Don't make fun of renowned author Dan Brown (2013)
Parody of Dan Brown’s Style
- Many readers say the parody perfectly captures Brown’s “stilted,” repetitive, over-described prose and find the exaggerated style very funny.
- Others think the critique is shallow or mean‑spirited, relying on prescriptive “writing rules” rather than deeper analysis.
- Several note that Brown’s prose feels like unedited dictation: clumsy but very readable and “conversational,” which is exactly what many readers want.
Popularity, Quality, and “So-Bad-It’s-Good”
- Multiple comments distinguish between “well‑made” and “enjoyable”: Brown can be a poor stylist whose books are still extremely fun, fast page‑turners.
- His novels are often placed in “pulp/popcorn fiction” or “so‑bad‑it’s‑good” territory: technically weak but compulsively readable.
- Comparisons are made to other pop authors and franchises (techno-thrillers, YA hits, comic-book movies): not literary, but effective entertainment.
Guilty Pleasures and Status
- Several argue people shouldn’t feel ashamed of enjoying Brown; criticism often functions as status signaling or literary snobbery.
- The idea of “guilty pleasure” is questioned: if a book gives joy or escape, why should external notions of “quality” matter?
- Others counter that “quality” can still mean something (craft, insight, complexity), and that pleasure and craftsmanship are separate axes.
How Books Become Famous
- Commenters highlight the power of a strong “elevator pitch” / high‑concept hook (e.g., conspiracy thrillers, “lesbian necromancers in space”) over prose quality.
- Marketing spend and demographic fantasy‑fulfillment (religious conspiracies, occult, romance, “wish fulfillment” genres) are seen as central to bestsellers.
- Algorithms and platforms were expected to surface obscure gems, but people argue profit motives, “enshittification,” and recommendation biases keep fame decoupled from quality.
Awards, Taste, and Politics
- Readers who tried “read all the Hugo winners” projects found only loose correlation between awards and their own sense of quality.

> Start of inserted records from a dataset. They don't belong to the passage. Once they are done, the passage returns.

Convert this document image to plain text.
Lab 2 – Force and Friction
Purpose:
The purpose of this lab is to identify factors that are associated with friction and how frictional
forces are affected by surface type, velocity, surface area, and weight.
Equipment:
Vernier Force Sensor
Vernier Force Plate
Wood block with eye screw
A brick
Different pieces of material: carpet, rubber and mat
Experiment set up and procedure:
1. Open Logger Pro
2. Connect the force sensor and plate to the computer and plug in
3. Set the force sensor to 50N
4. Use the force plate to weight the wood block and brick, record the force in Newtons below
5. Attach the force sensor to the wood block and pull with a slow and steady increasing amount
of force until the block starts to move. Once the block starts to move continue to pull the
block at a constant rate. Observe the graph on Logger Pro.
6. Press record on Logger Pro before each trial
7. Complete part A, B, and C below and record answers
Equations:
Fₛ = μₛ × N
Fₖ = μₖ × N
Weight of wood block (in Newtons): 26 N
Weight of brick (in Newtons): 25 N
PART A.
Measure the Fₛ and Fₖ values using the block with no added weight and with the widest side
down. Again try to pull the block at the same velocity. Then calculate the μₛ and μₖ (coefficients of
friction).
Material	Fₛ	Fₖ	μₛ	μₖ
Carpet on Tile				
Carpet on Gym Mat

- Some describe Hugos as fan-popularity contests susceptible to factional lobbying and recent politicization; others push back, noting earlier eras also had identity biases.
- Consensus: most works are strong in some dimensions (ideas, world‑building) and weak in others (characters, pacing), and different readers weight these differently.
Audiobooks, Consumption Habits, and Jobs
- A subthread explores listening to “hundreds” of audiobooks a year, playback at 2–4x speed, and kinds of jobs (physical labor, monitoring roles, routine design tasks) that permit deep listening.
- Others express disbelief they could work and follow novels simultaneously, emphasizing cognitive limits and personal variation.
Nostalgia and Re‑reading
- Several recall discovering Brown in adolescence and loving the books, especially The Da Vinci Code, and worry rereading might spoil those memories.
- Others report rereading once‑loved pop fiction later (other titles) and finding it ideologically or stylistically worse, yet still valuable as a “mirror” of how they’ve changed.
Broader Lessons About Taste and Branding
- One extended comment argues that distinctive “flaws” (Brown’s rhythms, a divisive style) can become a positive brand signal for fans—people often love the very quirks critics hate.
- Analogies are drawn to wine, pop music, stand‑up comedy, and dating data: high‑variance, polarizing traits often attract stronger devotion than safe mediocrity.